Поэтессе не хватает прямой, открытой переклички с другими поэтами. Такая перекличка не вовсе отсутствует: стихотворение Стол могло быть откликом на стихи Цветаевой («Мой письменный верный стол…»); строки из стихотворения Кость («Не танцевала никогда я на ученическом балу…») — возражением-откликом на строки Ходасевича («Разве мальчик, в Останкине летом Танцевавший на детских балах…»). Но эти примеры — исключение, а не правило. Полный отказ от высоких слов, нагруженных поэтическими ассоциациями, тоже сужает горизонты поэтессы. Поэзия, при всей ее индивидуальности, — работа всё же коллективная. Над стихами Присмановой невольно вспоминаешь, что Гёте предостерегал поэтов от излишней оригинальности.
Екатерина Таубер упрекает Присманову в том, что поэтесса чрезмерно занята собою, — и хвалит за позднее преодоление эгоцентризма. Это — ложный ход мысли. Лирический поэт всегда занят собою, даже когда предмет его стихотворения — пейзаж или культурный феномен. Через этот упрек в эгоцентризме, Таубер, сама того не ведая, выражает другое: сомнение в художественной убедительности лирических самопогружений Присмановой. С годами ослабевает у поэтессы не эгоцентризм, а напряженность отталкивания от привычного, потребность говорить не так, как другие. Поздняя поэма Вера (о Вере Фигнер) написана более традиционно, чем лирические стихотворения сборников, и ее не отнесешь к удачам.
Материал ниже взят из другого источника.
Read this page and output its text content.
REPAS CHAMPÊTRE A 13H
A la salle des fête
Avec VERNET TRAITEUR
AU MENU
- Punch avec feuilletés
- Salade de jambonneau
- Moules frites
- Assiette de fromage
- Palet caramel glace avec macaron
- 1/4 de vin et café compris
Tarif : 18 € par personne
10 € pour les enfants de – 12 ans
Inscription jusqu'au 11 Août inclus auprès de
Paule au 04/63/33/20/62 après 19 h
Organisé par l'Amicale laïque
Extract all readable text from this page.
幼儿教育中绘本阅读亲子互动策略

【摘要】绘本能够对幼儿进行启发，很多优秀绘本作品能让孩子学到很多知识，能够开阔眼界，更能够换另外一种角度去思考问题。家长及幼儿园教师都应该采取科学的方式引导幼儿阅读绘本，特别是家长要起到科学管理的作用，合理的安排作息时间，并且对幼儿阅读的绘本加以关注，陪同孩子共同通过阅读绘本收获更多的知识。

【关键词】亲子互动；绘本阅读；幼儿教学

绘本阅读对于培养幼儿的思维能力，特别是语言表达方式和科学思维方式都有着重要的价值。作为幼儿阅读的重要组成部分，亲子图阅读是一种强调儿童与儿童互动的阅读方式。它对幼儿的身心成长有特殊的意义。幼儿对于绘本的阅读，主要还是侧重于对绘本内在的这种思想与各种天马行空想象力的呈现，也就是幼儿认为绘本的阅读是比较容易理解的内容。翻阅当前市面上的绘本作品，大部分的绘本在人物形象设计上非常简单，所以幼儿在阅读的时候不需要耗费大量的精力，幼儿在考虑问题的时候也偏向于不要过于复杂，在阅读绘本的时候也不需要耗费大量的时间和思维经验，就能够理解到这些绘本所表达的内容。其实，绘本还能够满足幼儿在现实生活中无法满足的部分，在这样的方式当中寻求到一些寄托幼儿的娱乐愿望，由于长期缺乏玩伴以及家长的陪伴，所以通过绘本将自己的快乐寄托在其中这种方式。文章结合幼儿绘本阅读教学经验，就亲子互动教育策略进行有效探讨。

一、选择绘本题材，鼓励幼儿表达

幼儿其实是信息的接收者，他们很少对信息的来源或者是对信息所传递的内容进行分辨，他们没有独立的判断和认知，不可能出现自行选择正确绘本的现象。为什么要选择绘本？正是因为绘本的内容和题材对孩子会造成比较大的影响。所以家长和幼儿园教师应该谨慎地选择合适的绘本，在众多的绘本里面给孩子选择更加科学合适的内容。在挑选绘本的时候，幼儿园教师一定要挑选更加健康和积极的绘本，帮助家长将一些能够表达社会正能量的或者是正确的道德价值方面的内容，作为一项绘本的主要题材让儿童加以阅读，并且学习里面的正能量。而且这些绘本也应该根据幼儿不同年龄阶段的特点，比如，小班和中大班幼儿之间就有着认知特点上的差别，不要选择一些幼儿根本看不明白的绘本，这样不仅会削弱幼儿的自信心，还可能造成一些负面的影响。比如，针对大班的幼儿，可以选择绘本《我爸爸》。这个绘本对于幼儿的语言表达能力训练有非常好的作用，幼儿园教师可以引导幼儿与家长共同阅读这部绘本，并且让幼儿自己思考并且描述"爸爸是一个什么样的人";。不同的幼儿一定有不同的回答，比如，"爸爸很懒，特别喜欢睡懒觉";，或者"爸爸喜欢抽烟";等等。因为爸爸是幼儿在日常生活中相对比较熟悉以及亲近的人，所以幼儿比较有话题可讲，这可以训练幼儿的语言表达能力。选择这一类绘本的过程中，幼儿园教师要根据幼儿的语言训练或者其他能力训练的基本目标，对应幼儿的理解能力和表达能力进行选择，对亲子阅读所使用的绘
Современники не увенчали Присманову лавровым венком властителя дум поколений, венком Ахматовой и Пастернака, посмертным венком Цветаевой, Ходасевича, Мандельштама, — не увенчаем и мы. Если бы самостоятельность действительно была главным в искусстве, Присманова немногим уступила бы в XX веке, — но, конечно, на деле этого качества совершенно недостаточно, сколь ни привлекательно оно само по себе.
Целостность и подвижничество — вот что приходит на ум при имени поэтессы, если попытаться определить ее жизнь и творчество в двух словах. Эти превосходные свойства — непременные составляющие легенды о ней, которая ведь тоже является произведением поэта и, в известном смысле, итогом его жизни. Легенда, оставшаяся от Присмановой, красива и убедительна. Сегодня она жизнеспособнее стихов поэтессы. Но даже если завтра стихи и легенда не поменяются местами, на свой листик лавра Присманова определенно имеет право. Она «создала свой особый мир, не лишенный странной привлекательности» (Юрий Иваск). Этого — у нее не отнять.
2 ноября 2000,
Боремвуд, Хартфордшир;
помещено в сеть 25 февраля 2002
в книге РУССКИЕ ЕВРЕИ ВО ФРАНЦИИ // Русское еврейство в зарубежье. Том 3(8). Редакторы-составители М. Пархомовский, Д. Гузевич, Иерусалим, 2001.